Al Mudawi Naif, Azmat Usman, Alazeb Abdulwahab, Alhasson Haifa F, Alabdullah Bayan, Rahman Hameedur, Liu Hui, Jalal Ahmad
School Department of Computer Science, College of Computer Science and Information System, Najran University, Najran, 55461, Saudi Arabia.
Faculty of Computing and AI, Air University, Islamabad, 44000, Pakistan.
Sci Rep. 2025 Mar 25;15(1):10328. doi: 10.1038/s41598-025-94689-5.
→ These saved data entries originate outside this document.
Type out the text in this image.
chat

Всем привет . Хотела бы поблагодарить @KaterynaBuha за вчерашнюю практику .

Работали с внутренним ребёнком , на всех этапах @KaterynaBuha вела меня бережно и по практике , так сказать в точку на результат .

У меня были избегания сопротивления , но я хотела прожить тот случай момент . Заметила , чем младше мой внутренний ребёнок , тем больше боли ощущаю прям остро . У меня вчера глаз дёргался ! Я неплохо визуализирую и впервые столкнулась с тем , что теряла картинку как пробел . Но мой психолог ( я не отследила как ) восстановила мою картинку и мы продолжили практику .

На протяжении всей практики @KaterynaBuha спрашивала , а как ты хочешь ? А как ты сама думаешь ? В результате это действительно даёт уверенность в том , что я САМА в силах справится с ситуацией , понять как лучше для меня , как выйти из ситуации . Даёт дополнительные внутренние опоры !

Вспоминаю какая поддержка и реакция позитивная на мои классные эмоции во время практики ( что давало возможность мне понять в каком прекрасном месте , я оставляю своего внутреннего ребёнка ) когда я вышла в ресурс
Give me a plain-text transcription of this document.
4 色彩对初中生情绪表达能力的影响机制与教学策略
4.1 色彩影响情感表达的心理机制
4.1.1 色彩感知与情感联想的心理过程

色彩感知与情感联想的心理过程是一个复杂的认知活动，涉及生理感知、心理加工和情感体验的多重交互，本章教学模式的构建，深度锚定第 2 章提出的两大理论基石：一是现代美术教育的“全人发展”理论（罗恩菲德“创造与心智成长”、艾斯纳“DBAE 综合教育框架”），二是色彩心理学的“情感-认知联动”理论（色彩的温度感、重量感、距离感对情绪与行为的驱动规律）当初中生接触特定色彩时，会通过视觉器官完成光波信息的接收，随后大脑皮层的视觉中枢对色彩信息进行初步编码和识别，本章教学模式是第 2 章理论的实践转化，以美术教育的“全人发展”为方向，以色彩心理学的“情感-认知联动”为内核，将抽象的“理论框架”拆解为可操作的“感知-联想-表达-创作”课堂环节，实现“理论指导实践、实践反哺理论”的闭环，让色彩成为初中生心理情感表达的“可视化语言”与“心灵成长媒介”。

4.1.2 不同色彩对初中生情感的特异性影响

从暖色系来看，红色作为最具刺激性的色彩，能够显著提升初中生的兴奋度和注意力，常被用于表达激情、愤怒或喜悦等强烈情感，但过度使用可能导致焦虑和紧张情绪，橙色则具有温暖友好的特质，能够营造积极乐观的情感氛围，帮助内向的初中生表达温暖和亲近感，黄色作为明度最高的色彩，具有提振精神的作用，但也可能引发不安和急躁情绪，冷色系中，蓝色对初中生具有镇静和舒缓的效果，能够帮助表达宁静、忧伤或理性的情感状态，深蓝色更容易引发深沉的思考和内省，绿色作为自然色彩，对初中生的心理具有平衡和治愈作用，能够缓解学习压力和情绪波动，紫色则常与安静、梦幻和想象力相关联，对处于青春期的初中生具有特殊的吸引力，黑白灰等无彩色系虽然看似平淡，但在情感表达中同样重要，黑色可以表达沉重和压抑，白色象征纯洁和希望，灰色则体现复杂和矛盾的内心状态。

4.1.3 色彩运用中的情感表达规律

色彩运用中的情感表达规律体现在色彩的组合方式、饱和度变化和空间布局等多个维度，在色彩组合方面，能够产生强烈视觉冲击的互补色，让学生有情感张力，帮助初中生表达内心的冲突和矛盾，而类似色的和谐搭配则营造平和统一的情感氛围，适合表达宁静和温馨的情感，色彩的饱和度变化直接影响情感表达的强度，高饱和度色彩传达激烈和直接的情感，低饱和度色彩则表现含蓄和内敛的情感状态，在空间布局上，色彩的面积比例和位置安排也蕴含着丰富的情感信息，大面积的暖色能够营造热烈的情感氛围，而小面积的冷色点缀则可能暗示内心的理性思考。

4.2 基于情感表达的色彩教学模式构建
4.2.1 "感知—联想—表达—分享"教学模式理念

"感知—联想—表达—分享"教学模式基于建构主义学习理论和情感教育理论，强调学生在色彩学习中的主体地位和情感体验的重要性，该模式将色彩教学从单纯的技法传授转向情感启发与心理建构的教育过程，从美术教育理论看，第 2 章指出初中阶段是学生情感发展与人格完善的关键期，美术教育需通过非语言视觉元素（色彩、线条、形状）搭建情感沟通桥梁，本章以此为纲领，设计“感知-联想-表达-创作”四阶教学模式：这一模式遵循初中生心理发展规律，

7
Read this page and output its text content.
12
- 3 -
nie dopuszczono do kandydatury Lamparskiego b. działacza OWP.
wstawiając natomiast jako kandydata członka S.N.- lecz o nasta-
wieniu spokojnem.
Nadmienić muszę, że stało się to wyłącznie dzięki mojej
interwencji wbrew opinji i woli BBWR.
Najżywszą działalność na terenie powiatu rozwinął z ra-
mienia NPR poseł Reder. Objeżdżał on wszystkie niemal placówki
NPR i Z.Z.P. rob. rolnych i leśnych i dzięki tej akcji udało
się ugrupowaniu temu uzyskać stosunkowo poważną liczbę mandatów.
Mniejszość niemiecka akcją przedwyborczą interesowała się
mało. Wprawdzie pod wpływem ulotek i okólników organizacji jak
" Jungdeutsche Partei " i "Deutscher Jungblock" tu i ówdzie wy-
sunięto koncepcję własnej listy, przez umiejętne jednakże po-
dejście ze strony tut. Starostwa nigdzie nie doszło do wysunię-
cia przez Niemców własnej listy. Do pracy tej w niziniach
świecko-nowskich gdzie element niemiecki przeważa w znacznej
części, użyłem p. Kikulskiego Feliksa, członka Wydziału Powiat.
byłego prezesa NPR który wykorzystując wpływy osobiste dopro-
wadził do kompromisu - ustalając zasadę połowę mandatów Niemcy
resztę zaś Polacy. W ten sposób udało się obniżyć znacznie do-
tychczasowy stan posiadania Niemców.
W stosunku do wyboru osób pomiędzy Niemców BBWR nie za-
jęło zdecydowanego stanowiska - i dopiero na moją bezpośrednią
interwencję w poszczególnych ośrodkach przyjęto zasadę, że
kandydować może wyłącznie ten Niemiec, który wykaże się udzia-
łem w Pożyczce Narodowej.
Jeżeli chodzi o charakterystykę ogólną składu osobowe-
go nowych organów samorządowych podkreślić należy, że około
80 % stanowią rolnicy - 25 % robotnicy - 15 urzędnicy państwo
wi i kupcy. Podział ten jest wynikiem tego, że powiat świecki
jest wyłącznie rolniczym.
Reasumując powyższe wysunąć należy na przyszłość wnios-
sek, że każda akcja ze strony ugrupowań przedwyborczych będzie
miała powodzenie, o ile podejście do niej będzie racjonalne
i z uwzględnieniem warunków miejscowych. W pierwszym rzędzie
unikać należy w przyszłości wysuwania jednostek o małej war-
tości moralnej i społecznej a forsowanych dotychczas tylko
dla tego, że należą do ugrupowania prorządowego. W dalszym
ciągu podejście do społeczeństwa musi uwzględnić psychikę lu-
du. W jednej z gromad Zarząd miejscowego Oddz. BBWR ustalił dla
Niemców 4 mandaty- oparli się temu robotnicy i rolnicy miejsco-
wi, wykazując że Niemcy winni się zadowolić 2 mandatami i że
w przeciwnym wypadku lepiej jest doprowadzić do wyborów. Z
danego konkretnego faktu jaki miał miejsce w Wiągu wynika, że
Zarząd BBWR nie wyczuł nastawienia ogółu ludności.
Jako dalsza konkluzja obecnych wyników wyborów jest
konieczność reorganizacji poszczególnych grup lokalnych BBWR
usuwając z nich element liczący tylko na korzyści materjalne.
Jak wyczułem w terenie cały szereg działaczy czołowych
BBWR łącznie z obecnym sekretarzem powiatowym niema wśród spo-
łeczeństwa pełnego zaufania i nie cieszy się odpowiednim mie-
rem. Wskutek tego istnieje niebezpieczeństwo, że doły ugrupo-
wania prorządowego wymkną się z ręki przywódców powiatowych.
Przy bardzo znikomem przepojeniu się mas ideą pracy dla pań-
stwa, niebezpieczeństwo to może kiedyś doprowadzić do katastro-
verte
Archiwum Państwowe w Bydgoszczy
Human activity recognition (HAR) and localization are green research areas of the modern era that are being propped up by smart devices. But the data acquired from the sensors embedded in smart devices, contain plenty of noise that makes it indispensable to design robust systems for HAR and localization. In this article, a system is presented endowed with multiple algorithms that make it impervious to signal noise and efficient to recognize human activities and their respective locations. The system begins by denoising the input signal using a Chebyshev type-I filter and then performs windowing. Then, working in parallel branches, respective features are extracted for the performed activity and human's location. The Boruta algorithm is then implemented to select the most informative features among the extracted ones. The data is optimized using a particle swarm optimization (PSO) algorithm, and two recurrent neural networks (RNN) are trained in parallel, one for HAR and other for localization. The system is comprehensively evaluated using two publicly available benchmark datasets i.e., the Extrasensory dataset and the Sussex Huawei locomotion (SHL) dataset. The evaluation results advocate the system's exceptional performance as it outperformed the state-of-the-art methods by scoring respective accuracies of 89.25% and 90.50% over the former dataset and 95.75% and 91.50% over the later one for HAR and localization.
人类活动识别(HAR)和定位是现代的绿色研究领域,正由智能设备推动发展。但是从智能设备中嵌入的传感器获取的数据包含大量噪声,这使得设计用于HAR和定位的强大系统变得不可或缺。在本文中,提出了一种具有多种算法的系统,该系统能够抵御信号噪声,并且能够高效地识别人类活动及其各自的位置。该系统首先使用切比雪夫I型滤波器对输入信号进行去噪,然后进行加窗处理。然后,在并行分支中,为执行的活动和人类位置提取各自的特征。接着使用博鲁塔算法在提取的特征中选择最具信息量的特征。使用粒子群优化(PSO)算法对数据进行优化,并并行训练两个递归神经网络(RNN),一个用于HAR,另一个用于定位。使用两个公开可用的基准数据集,即超感官数据集和苏塞克斯华为运动(SHL)数据集,对该系统进行了全面评估。评估结果表明该系统具有卓越的性能,因为它在前一个数据集上分别以89.25%和90.50%的准确率,以及在后一个数据集上以95.75%和91.50%的准确率超过了现有最先进的方法,用于HAR和定位。